American Indian College Fund announces 2008-09 fellows

Staff reports
2/27/09

DENVER  – The American Indian College Fund named academic year 2008-09 fellows Carmelita Lamb and Michael D. Tosee under The Andrew W. Mellon Career Enhancement Program. Fellows receive a $30,000 sabbatical fellowship with additional funding for research-related travel, with the purpose of increasing the intellectual capital among faculty at the 32 accredited tribal colleges and universities. In existence since 2004, the program has funded 15 Ph.D. candidates to date.

Lamb, Lipan Apache, has resided in North Dakota for 29 years and teaches in various disciplines at Turtle Mountain Community College. She is the project director for Native Ways of Knowing – Secondary Science Teacher Education, a program sponsored by the National Science Foundation. Lamb is a doctoral candidate in education at North Dakota State University under the advisement of Dr. Myron Eighmy. Her dissertation is about the cohort model learning community and how to implement best practices in teacher education and student retention in tribal colleges, focusing on American Indian student retention in professional degree programs offered in a tribal institution of higher education.

“Tribal colleges and universities have been contributing to the higher education needs of Native American students for over 30 years, yet very little is actually known about these culturally rich learning environments in mainstream institutions of higher education,” Lamb said. “Preliminary findings from this study describe a remarkable similarity between TCUs and mainstream institutions of higher education in their approach to knowledge building constructs like learning communities. Of even greater interest is the crucial role that student cultural identity plays in the overall theme of the cohort model learning community in a tribal college.”

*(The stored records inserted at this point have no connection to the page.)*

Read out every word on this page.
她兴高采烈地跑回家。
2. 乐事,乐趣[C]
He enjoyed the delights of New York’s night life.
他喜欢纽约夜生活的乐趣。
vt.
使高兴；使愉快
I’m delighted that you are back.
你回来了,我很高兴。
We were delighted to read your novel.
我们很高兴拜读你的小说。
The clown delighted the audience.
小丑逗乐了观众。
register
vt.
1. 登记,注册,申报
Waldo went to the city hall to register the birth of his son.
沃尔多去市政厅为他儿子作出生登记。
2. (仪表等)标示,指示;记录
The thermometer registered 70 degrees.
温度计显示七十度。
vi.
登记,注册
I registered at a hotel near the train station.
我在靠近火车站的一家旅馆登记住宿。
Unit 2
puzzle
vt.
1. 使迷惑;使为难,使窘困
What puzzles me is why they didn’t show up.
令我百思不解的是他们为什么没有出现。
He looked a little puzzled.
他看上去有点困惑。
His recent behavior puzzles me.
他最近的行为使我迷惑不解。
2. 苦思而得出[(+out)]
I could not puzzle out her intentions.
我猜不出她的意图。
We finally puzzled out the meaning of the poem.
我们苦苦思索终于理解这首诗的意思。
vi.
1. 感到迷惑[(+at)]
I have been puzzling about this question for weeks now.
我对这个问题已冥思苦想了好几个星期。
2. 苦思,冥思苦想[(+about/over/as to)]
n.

She said her study may be useful for tribal institutions seeking to develop four-year professional degree programs like teacher education, while including a cohort model learning community to foster Native American student success. Other applications of Lamb’s findings could be in future tribal college funding proposals targeted to agencies that direct a chain of accountability linked to empirical research.

Tosee, Comanche, has taught at Haskell Indian Nations University in Lawrence, Kan. for the past 17 years. In 1994 Haskell began a four-year degree program by offering American Indian Studies as one of four baccalaureate degree programs. Tosee has been a member of the American Indian Studies program since that time, teaching History of American Indian Leaders, Past and Present and the American Indian Experience: A Twentieth Century History.

In 1995, Tosee began to compile American Indian elder interviews to complement his research. He has conducted 250 interviews about various 20th century American history topics, which he will use in his dissertation giving a 20th century historical review of the Comanche warrior ethic. He is a doctoral candidate at the University of Kansas under the mentorship of Dr. Rita Napier.

“I have such a keen interest in discussing, teaching and writing about the role American Indians played in 20th century American History, but what keeps me motivated to work in this area, interviewing elders, reading, writing and researching this period of history is because of my appreciation for my grandparents,” Tosee said. “It is from the relationship with my grandparents that I have shaped my life; to value one’s existence as if it were a gift. My effort to develop a 20th century American Indian history is an effort to give something back for the generosity and kindness my grandparents showed me.”